The poem’s premise: life is short and the world is terrible, but a mother keeps these facts from her children because she is trying to sell them the world. Any decent realtor walking you through a real shithole will still chirp on about good bones: this place could be beautiful, right? You could make this place beautiful.
Jonathan’s honest assessment: the first section—life is short and I’ve shortened mine in a thousand delicious ill-advised ways, the world is at least fifty percent terrible, and that’s a conservative estimate—has almost no imagery. It’s all abstract assertion, and for him it produces a mildly self-satisfied quality. But when imagery appears—for every bird, there is a stone thrown at a bird; for every loved child, a child broken, bagged, sunk in a lake—the emotional impact is immediate. Frederick, who shared this observation during the session, felt the same: the abstract riffing leaves him at arm’s length, and the moment a concrete image arrives, he feels it.
What carries the abstract opening is voice—the wry, conspiratorial tone of a speaker who is both cynical and tender, who is keeping this from her children, who is also aware of the absurdity of keeping it from them. Repetition does real work: the circling back to I’ll keep from my children creates a kind of music that compensates for the imagistic thinness.
The poem ends with the realtor image, and discussion centered on whether the whole poem is secretly an extended conceit—the mother as realtor, the world as the house with good bones. Jonathan noted that this is probably more accurate than calling it imagery, but the conceit does carry through from the title. The world is a fixer-upper. Having children is an act of faith that it can be made beautiful.
The deeper question the poem raised: can abstract language, combined with voice and repetition, provoke imagery in the reader without providing it? Karen’s observation—that a thousand delicious ill-advised ways made her immediately picture her own specific images (smoking, driving too fast, old love affairs)—suggested yes. A participant introduced the concept of a slit: a deliberate gap in the poem that the reader fills with their own imagery. In that reading, the poem’s abstractness isn’t absence; it’s invitation.
What Imagery Does — 1:08:13
The session’s closing synthesis: imagery does several distinct things, sometimes simultaneously.
It embodies ideas in concrete form. Your daughter’s tall says everything about time’s passage that kids grow up fast says, but it makes you feel it rather than know it. This is Williams’s no ideas but in things—the idea is present, but it arrives through the image.
It carries emotion without naming it. The red exhaust in Stafford, the stiffening body under the speaker’s hands—these convey moral disturbance precisely because they don’t say I felt troubled. The images do what the emotion feels like, rather than labeling it.

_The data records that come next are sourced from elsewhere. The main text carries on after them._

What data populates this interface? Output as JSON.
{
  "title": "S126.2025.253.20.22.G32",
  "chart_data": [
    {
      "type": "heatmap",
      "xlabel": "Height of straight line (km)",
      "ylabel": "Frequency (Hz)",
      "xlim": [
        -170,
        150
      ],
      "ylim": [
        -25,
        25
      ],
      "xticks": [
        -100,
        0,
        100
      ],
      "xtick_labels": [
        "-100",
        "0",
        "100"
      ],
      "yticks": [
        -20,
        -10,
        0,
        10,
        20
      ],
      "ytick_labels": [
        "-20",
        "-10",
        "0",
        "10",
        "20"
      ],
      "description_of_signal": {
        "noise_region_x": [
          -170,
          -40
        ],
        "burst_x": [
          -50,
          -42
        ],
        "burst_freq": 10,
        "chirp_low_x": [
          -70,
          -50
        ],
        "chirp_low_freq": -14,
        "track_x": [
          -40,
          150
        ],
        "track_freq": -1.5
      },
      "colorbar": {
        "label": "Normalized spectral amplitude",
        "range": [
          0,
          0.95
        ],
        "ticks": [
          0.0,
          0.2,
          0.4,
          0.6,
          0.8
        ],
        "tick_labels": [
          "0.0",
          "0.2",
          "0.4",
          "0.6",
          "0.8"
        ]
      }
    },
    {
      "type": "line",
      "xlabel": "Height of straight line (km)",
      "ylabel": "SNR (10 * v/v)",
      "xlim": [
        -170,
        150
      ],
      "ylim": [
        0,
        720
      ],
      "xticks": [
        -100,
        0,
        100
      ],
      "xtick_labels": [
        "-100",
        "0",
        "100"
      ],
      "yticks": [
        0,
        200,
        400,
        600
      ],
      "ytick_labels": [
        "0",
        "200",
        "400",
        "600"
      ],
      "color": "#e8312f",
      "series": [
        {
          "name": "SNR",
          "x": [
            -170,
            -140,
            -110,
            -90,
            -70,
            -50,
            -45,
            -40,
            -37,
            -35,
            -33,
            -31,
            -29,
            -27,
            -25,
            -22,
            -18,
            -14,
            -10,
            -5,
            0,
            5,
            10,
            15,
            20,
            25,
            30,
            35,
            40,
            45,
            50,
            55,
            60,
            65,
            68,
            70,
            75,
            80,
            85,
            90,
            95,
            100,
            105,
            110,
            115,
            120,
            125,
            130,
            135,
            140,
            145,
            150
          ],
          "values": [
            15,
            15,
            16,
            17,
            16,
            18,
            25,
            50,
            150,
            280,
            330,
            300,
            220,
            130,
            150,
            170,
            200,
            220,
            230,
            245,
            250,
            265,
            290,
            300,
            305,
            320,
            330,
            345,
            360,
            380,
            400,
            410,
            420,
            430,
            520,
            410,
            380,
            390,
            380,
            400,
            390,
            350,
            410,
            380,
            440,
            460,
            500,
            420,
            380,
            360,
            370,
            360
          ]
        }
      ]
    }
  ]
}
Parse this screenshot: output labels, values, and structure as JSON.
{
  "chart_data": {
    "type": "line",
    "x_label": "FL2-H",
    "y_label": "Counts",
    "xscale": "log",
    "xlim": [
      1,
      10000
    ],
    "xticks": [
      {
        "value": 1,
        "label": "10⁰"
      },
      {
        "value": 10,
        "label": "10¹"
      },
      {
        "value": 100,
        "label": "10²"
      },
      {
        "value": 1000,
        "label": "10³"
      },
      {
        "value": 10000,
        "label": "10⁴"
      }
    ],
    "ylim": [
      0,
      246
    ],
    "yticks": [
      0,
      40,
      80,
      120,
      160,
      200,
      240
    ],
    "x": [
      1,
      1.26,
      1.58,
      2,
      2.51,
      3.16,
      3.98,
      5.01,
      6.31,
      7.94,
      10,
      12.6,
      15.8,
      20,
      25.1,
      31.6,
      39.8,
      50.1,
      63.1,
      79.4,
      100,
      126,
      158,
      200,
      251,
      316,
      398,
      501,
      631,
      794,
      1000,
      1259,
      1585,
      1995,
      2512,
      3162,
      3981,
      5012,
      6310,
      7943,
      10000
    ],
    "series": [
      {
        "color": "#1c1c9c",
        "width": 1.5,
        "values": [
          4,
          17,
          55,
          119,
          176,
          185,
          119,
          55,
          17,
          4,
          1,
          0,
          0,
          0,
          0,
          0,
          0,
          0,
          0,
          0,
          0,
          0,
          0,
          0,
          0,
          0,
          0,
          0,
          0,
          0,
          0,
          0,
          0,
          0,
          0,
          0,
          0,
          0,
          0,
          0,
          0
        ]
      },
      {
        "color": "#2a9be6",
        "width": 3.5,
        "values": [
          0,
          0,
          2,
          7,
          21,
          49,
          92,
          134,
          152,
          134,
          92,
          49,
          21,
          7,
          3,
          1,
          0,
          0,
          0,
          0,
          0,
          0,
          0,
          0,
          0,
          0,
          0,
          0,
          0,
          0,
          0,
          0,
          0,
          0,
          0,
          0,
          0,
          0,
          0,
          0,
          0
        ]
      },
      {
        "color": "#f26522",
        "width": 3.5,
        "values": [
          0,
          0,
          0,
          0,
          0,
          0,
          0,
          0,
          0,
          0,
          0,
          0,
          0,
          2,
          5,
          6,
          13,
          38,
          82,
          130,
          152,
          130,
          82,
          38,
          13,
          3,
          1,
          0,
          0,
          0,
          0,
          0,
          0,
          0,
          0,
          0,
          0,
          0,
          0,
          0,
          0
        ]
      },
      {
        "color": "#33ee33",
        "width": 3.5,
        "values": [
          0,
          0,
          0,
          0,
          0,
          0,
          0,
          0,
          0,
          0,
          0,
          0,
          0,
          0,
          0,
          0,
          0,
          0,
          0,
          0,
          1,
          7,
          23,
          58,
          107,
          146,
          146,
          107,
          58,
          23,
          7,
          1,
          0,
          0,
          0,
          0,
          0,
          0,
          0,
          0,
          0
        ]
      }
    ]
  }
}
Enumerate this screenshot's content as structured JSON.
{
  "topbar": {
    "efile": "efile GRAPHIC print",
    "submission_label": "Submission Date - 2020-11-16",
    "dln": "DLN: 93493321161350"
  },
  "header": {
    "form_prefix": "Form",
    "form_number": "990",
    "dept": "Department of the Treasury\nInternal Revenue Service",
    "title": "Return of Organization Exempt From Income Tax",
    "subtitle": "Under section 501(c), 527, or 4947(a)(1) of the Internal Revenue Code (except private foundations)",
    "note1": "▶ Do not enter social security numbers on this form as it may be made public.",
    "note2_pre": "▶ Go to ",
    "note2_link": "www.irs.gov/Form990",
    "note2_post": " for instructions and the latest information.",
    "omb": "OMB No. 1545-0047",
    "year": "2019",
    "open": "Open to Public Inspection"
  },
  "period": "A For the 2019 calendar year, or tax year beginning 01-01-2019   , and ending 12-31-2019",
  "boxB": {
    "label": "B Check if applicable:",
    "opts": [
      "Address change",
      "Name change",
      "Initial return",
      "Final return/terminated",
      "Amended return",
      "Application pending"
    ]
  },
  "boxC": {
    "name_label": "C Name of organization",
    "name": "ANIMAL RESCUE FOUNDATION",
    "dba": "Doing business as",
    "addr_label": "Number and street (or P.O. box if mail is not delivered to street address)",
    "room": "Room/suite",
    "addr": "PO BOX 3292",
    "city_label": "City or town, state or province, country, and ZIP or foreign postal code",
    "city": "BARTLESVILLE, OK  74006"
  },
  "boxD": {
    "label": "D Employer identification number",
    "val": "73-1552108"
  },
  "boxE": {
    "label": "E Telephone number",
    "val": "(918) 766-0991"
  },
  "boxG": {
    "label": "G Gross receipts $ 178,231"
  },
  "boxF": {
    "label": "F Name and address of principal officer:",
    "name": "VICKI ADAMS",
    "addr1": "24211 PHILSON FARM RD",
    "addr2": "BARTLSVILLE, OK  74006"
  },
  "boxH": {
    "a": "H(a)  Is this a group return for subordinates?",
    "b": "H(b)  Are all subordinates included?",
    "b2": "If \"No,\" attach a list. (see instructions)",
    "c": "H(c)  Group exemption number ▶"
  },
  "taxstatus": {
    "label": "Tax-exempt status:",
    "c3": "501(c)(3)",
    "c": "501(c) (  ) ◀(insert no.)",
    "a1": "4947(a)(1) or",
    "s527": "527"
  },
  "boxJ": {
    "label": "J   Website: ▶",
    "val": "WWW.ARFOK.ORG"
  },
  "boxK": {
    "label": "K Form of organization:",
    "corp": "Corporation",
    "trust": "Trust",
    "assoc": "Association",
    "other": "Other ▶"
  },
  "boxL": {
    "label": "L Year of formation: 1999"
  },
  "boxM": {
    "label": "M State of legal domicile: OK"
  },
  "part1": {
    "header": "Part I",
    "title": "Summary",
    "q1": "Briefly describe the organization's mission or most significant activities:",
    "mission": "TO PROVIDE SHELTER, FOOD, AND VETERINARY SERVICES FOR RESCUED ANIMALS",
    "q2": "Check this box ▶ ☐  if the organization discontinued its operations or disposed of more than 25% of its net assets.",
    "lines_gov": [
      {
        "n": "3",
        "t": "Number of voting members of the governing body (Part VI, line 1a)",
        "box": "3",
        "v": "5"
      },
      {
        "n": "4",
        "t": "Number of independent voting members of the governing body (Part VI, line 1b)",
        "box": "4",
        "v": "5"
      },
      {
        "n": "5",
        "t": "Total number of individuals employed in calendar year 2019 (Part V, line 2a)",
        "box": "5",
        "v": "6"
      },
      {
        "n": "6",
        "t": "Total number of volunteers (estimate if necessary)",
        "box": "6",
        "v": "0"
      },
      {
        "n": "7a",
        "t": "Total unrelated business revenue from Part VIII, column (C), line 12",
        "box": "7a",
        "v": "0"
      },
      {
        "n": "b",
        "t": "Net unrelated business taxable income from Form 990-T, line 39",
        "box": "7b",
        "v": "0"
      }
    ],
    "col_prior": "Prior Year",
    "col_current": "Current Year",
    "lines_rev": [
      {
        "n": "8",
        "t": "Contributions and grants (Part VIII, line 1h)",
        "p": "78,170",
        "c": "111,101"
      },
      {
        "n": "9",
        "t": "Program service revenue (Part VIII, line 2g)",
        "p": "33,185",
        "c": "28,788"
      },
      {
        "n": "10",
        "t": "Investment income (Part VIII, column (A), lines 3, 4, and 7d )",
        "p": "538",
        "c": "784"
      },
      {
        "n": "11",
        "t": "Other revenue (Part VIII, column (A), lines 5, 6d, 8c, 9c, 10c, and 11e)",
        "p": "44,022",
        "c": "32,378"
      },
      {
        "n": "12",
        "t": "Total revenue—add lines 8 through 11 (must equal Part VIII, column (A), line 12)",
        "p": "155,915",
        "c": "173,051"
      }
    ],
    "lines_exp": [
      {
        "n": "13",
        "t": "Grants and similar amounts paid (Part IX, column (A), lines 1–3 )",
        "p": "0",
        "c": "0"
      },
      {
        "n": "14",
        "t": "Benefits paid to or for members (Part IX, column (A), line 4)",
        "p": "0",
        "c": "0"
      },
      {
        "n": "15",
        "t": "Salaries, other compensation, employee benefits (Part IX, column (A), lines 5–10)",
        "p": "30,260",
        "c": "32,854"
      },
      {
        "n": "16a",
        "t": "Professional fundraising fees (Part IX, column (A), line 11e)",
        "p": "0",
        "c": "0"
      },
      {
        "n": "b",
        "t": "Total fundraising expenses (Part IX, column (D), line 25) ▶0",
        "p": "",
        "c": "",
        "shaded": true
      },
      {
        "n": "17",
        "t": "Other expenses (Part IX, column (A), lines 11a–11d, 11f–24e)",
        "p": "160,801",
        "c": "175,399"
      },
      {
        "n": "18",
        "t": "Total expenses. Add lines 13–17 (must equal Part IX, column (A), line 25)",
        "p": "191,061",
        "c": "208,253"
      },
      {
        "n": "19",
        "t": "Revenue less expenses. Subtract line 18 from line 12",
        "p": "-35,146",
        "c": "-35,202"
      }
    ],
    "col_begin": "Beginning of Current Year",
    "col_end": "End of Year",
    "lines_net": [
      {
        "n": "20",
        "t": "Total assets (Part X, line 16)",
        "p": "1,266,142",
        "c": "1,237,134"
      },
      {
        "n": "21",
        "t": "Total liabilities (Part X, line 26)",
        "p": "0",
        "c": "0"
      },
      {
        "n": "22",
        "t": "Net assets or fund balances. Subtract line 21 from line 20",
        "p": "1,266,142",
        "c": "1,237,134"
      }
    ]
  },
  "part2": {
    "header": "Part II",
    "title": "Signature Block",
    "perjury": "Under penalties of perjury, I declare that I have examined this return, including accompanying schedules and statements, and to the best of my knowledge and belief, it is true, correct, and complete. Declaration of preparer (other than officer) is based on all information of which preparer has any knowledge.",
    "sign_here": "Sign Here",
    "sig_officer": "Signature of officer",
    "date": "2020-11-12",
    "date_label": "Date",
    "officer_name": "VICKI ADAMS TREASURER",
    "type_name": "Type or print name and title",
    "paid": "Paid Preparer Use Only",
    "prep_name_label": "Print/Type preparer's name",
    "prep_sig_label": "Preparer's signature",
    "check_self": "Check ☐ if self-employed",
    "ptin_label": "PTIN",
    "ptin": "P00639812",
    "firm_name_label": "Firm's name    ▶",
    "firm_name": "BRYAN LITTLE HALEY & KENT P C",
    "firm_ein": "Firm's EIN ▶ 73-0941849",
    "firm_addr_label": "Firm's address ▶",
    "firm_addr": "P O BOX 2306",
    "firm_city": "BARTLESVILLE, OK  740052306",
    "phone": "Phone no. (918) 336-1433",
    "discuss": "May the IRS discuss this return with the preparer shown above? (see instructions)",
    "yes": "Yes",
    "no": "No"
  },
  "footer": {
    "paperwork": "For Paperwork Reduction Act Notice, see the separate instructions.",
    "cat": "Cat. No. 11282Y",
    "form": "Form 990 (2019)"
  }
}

It can defamiliarize the ordinary. When perception is fresh—whether through radical attention, an alien perspective, or oblique description—familiar things suddenly come back into view.
It opens space for the reader. Abstract language can also do this, if handled well. The slit concept: leaving gaps that readers fill with their own images and experiences, creating a different kind of engagement than a fully rendered image would.
It is not the only way. Voice, tone, structure, repetition, and conceit can carry poems that use little imagery. “Good Bones” is evidence that you can write something powerful from largely abstract materials if other elements are working hard enough. But the session’s examples consistently showed that whenever imagery arrived—however simple—something went up in the reader’s experience that pure statement couldn’t produce.
The final question Jonathan left open: is there a term for writing that doesn’t describe images but provokes them in the reader? He didn’t have one. It felt like something worth naming.